Let $R$ be a Riemann surface of genus $g\ge 2$ and $q$ an holomorphic quadratic differential on $R$. Together they determine a semi-translation structure: an atlas on $X$ such that its changes of charts are of the form $z\mapsto \pm z+c$ and a singular flat metric $|q|$ on $X$.

Suppose that $q$ has at least one singularity of odd order: I can't completely grasp what the $-1$ holonomy implies when considering the lengths of simple closed curves on $(X,q)$. In particular, let $c\subset X$ be a closed simple geodesic for $|q|$ which doesn't meet any singular point of $|q|$. Then, is it true that there is always a cylinder in $(X,q)$ foliated by closed geodesics parallel to $c$ (as in the case of translation surfaces with trivial holonomy)?

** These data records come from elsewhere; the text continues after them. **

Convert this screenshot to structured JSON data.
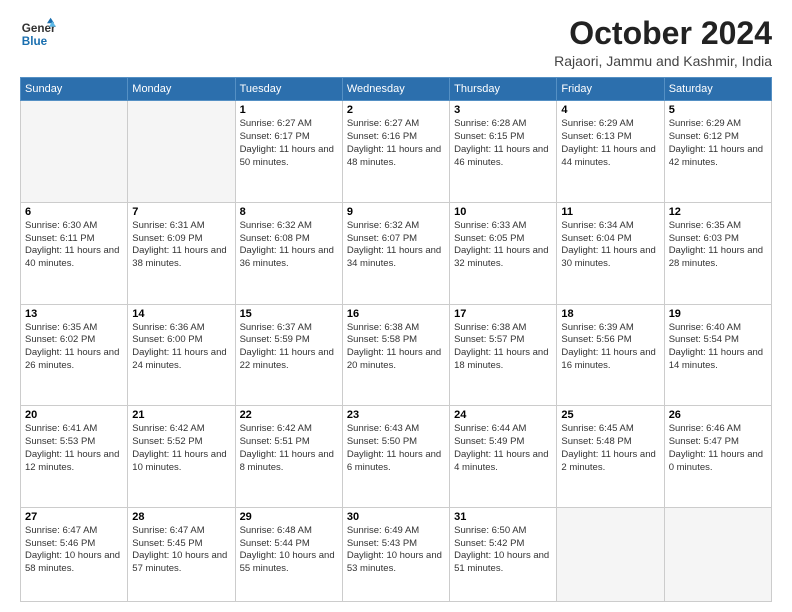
{
  "logo": {
    "line1": "General",
    "line2": "Blue"
  },
  "header": {
    "title": "October 2024",
    "location": "Rajaori, Jammu and Kashmir, India"
  },
  "days_of_week": [
    "Sunday",
    "Monday",
    "Tuesday",
    "Wednesday",
    "Thursday",
    "Friday",
    "Saturday"
  ],
  "weeks": [
    [
      {
        "day": "",
        "text": ""
      },
      {
        "day": "",
        "text": ""
      },
      {
        "day": "1",
        "text": "Sunrise: 6:27 AM\nSunset: 6:17 PM\nDaylight: 11 hours and 50 minutes."
      },
      {
        "day": "2",
        "text": "Sunrise: 6:27 AM\nSunset: 6:16 PM\nDaylight: 11 hours and 48 minutes."
      },
      {
        "day": "3",
        "text": "Sunrise: 6:28 AM\nSunset: 6:15 PM\nDaylight: 11 hours and 46 minutes."
      },
      {
        "day": "4",
        "text": "Sunrise: 6:29 AM\nSunset: 6:13 PM\nDaylight: 11 hours and 44 minutes."
      },
      {
        "day": "5",
        "text": "Sunrise: 6:29 AM\nSunset: 6:12 PM\nDaylight: 11 hours and 42 minutes."
      }
    ],
    [
      {
        "day": "6",
        "text": "Sunrise: 6:30 AM\nSunset: 6:11 PM\nDaylight: 11 hours and 40 minutes."
      },
      {
        "day": "7",
        "text": "Sunrise: 6:31 AM\nSunset: 6:09 PM\nDaylight: 11 hours and 38 minutes."
      },
      {
        "day": "8",
        "text": "Sunrise: 6:32 AM\nSunset: 6:08 PM\nDaylight: 11 hours and 36 minutes."
      },
      {
        "day": "9",
        "text": "Sunrise: 6:32 AM\nSunset: 6:07 PM\nDaylight: 11 hours and 34 minutes."
      },
      {
        "day": "10",
        "text": "Sunrise: 6:33 AM\nSunset: 6:05 PM\nDaylight: 11 hours and 32 minutes."
      },
      {
        "day": "11",
        "text": "Sunrise: 6:34 AM\nSunset: 6:04 PM\nDaylight: 11 hours and 30 minutes."
      },
      {
        "day": "12",
        "text": "Sunrise: 6:35 AM\nSunset: 6:03 PM\nDaylight: 11 hours and 28 minutes."
      }
    ],
    [
      {
        "day": "13",
        "text": "Sunrise: 6:35 AM\nSunset: 6:02 PM\nDaylight: 11 hours and 26 minutes."
      },
      {
        "day": "14",
        "text": "Sunrise: 6:36 AM\nSunset: 6:00 PM\nDaylight: 11 hours and 24 minutes."
      },
      {
        "day": "15",
        "text": "Sunrise: 6:37 AM\nSunset: 5:59 PM\nDaylight: 11 hours and 22 minutes."
      },
      {
        "day": "16",
        "text": "Sunrise: 6:38 AM\nSunset: 5:58 PM\nDaylight: 11 hours and 20 minutes."
      },
      {
        "day": "17",
        "text": "Sunrise: 6:38 AM\nSunset: 5:57 PM\nDaylight: 11 hours and 18 minutes."
      },
      {
        "day": "18",
        "text": "Sunrise: 6:39 AM\nSunset: 5:56 PM\nDaylight: 11 hours and 16 minutes."
      },
      {
        "day": "19",
        "text": "Sunrise: 6:40 AM\nSunset: 5:54 PM\nDaylight: 11 hours and 14 minutes."
      }
    ],
    [
      {
        "day": "20",
        "text": "Sunrise: 6:41 AM\nSunset: 5:53 PM\nDaylight: 11 hours and 12 minutes."
      },
      {
        "day": "21",
        "text": "Sunrise: 6:42 AM\nSunset: 5:52 PM\nDaylight: 11 hours and 10 minutes."
      },
      {
        "day": "22",
        "text": "Sunrise: 6:42 AM\nSunset: 5:51 PM\nDaylight: 11 hours and 8 minutes."
      },
      {
        "day": "23",
        "text": "Sunrise: 6:43 AM\nSunset: 5:50 PM\nDaylight: 11 hours and 6 minutes."
      },
      {
        "day": "24",
        "text": "Sunrise: 6:44 AM\nSunset: 5:49 PM\nDaylight: 11 hours and 4 minutes."
      },
      {
        "day": "25",
        "text": "Sunrise: 6:45 AM\nSunset: 5:48 PM\nDaylight: 11 hours and 2 minutes."
      },
      {
        "day": "26",
        "text": "Sunrise: 6:46 AM\nSunset: 5:47 PM\nDaylight: 11 hours and 0 minutes."
      }
    ],
    [
      {
        "day": "27",
        "text": "Sunrise: 6:47 AM\nSunset: 5:46 PM\nDaylight: 10 hours and 58 minutes."
      },
      {
        "day": "28",
        "text": "Sunrise: 6:47 AM\nSunset: 5:45 PM\nDaylight: 10 hours and 57 minutes."
      },
      {
        "day": "29",
        "text": "Sunrise: 6:48 AM\nSunset: 5:44 PM\nDaylight: 10 hours and 55 minutes."
      },
      {
        "day": "30",
        "text": "Sunrise: 6:49 AM\nSunset: 5:43 PM\nDaylight: 10 hours and 53 minutes."
      },
      {
        "day": "31",
        "text": "Sunrise: 6:50 AM\nSunset: 5:42 PM\nDaylight: 10 hours and 51 minutes."
      },
      {
        "day": "",
        "text": ""
      },
      {
        "day": "",
        "text": ""
      }
    ]
  ]
}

If no, then is it still always possible to assume the existence of a concatenation of saddle connections of $q$ parallel to $c$ and with the same length?

Answer 1

Yes, this is true, and as far as I can tell the argument doesn't seem any different whether the surface is a pure translation surface or a semi-translation surface. The point is that the argument is purely local, and from this argument you can deduce from the given conditions on $c$ that the rotational holonomy around $c$ is trivial.

Here's the argument. If $c$ is a simple closed geodesic disjoint from the singular points, then by compactness of $c$ there exists $t>0$ such that the "$t \times t$ square" centered on each point of $c$ is disjoint from the singular points. Depending on the slope of $c$ with respect to the horizontal and vertical foliations, there exists $s \in [t,t\sqrt{2}]$ such that the union of these squares forms the metric neighborhood of $c$ of radius $r$. This metric neighborhood is isometric to a Euclidean product annulus, namely the product of $c$ with the interval $[-s,+s]$. It follows from this description that the $\mathbb{Z}/2\mathbb{Z}$-rotational holonomy around $c$ is trivial, since that's the only possibility for Euclidean product annuli.

Answer 2

Yes, it is, of course, true. Even though foliations defined by $q$ are not orientable, the genus $2$ surface is orientable, so an $\varepsilon$-neighborhood of a closed geodesic $\gamma$ is just the cylinder $\gamma\times [-\varepsilon, \varepsilon]$.

This statement holds more generally for orientable surfaces with flat metric and conical singularities. If you find a simple closed geodesic (smooth one and disjoint from conical points) its $\varepsilon$-neighborhood is a cylinder.